Carroll’s brother Verlin, by then a renowned novelist, head of the creative writing department at Brown University, and a frequent contributor to publications such as Esquire, Harper’s Magazine and the New York Times Book Review, also suffered from depression. He sent my father this letter, which I found in a pile of papers as a teenager. It has been a lighthouse all my life and we hope you also find it helpful. The meaning of this profound advice is:

Lean. Admit to yourself your temporary incapacities and use the simple crutches to help yourself along. And on the temporary aspect of your condition, don’t keep goading yourself with the notion this has gone on long enough. Your good body and the deep invisible parts of your mind will decide when it has gone on long enough. Troubles like yours are like fevers – they are attempts of the body and spirit to heal itself, and the mechanism, its resources, are truly miraculous to … well, to look back on and behold. But I’m the lad that knows they are there, doing what should be done, and I trust very much in them now.
Above all, don’t resent the trials of your condition. They are not meaningless. They bear fruits quite unpredictable to you now. I know that, too.

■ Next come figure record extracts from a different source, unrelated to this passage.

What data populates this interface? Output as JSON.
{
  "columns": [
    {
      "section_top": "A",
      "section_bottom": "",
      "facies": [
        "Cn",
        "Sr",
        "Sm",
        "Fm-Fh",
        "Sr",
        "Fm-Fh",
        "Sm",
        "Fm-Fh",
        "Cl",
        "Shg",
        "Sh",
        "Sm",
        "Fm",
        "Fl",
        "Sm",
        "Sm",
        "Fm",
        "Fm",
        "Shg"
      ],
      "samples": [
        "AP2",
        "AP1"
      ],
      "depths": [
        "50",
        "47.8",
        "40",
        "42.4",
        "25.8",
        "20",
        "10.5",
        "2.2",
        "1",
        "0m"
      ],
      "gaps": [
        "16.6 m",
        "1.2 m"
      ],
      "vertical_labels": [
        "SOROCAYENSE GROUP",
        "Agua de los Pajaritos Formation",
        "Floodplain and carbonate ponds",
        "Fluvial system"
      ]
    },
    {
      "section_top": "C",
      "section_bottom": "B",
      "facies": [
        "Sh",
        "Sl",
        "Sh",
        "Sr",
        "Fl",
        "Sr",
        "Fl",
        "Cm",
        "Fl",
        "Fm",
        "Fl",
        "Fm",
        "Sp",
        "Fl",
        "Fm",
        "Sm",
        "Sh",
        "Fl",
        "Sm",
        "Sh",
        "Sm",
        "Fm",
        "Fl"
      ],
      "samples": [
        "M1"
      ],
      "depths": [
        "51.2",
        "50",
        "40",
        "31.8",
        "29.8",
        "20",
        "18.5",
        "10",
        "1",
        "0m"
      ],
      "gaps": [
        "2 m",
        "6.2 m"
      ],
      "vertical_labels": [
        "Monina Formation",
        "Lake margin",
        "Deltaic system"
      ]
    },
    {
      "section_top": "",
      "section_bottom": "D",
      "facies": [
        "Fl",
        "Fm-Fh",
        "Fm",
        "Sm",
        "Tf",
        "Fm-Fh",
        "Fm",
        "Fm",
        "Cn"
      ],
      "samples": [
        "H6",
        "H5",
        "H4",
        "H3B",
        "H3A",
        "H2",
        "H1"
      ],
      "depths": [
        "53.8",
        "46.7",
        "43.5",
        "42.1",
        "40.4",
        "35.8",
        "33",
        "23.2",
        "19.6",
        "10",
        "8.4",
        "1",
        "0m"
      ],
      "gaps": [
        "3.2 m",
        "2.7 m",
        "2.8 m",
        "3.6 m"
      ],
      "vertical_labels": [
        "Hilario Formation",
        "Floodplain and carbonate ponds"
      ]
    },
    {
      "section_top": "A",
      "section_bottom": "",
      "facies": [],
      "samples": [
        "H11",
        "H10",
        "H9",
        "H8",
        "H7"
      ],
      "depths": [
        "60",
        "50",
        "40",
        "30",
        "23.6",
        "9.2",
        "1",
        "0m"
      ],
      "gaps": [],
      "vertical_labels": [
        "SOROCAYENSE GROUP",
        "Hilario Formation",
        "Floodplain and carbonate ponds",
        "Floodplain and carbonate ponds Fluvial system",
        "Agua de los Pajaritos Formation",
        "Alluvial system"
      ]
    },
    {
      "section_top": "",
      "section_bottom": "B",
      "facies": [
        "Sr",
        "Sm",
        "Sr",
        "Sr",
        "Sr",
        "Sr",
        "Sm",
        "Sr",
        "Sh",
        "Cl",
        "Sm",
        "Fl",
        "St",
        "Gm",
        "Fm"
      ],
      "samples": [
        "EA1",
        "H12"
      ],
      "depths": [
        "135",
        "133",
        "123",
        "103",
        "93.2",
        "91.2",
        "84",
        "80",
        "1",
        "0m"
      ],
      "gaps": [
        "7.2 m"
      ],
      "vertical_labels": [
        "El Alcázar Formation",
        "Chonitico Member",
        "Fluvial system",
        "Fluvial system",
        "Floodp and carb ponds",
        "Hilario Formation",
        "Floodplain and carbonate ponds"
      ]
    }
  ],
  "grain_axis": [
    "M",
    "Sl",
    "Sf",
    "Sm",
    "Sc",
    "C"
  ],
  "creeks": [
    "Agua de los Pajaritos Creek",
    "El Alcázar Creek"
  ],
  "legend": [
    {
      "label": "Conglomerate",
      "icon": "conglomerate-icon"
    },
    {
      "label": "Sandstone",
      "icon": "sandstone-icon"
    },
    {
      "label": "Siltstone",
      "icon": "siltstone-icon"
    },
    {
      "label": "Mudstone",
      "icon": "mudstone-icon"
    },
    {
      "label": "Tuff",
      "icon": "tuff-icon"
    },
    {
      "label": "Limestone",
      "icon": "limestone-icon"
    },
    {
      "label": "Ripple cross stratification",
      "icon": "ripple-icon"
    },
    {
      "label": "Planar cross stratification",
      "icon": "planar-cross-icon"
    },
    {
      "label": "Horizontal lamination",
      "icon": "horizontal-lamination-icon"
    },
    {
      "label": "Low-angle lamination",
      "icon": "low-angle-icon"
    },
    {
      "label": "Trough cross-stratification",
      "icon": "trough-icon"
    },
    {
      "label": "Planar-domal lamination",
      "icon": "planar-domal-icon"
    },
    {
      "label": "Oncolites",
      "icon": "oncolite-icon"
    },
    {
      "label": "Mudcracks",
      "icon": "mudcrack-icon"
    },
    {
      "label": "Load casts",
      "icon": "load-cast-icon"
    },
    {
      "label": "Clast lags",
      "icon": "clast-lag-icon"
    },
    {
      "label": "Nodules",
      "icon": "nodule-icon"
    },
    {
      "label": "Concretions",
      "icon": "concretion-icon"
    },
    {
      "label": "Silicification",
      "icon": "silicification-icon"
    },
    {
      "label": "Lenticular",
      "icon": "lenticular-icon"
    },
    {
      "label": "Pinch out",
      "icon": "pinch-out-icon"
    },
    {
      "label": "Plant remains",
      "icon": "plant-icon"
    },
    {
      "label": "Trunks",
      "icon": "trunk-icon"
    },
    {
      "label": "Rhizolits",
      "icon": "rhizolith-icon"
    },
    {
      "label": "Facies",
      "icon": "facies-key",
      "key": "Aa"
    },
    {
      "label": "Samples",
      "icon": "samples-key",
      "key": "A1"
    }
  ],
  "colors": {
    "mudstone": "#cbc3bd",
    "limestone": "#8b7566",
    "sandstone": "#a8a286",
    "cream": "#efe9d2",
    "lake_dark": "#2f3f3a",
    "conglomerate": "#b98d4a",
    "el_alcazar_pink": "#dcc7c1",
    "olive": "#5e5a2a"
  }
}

Jean and Carroll’s daughter-in-law Mary McNaughton-Cassill is a clinical psychologist and here are some links to her writing. Her work on stress is highlighted in her books: “Mind the Gap: Coping With Stress in the Modern World” (Cognella, 2013)
The National Alliance on Mental Illness is a most helpful resource.

Jean was appalled by the racism she saw in the treatment of black workers in Cleveland in the 1960s and both she and Carroll were involved in the civil rights movement. Later, when she was in her 80s, her car was carjacked at the grocery store. She had parked near the back of the lot to try to get more exercise, as her doctor had urged her. A man came up, pointed a knife and told her to get out of her car. She remembers she just got mad and said, “No!” The man ran away.

When my mother reported this to the store, the police were called and soon caught the man. My mother refused to press charges. She saw this man who had threatened her with a knife as a desperate human being. She felt there was no point to the criminal justice system punishing him for being poor.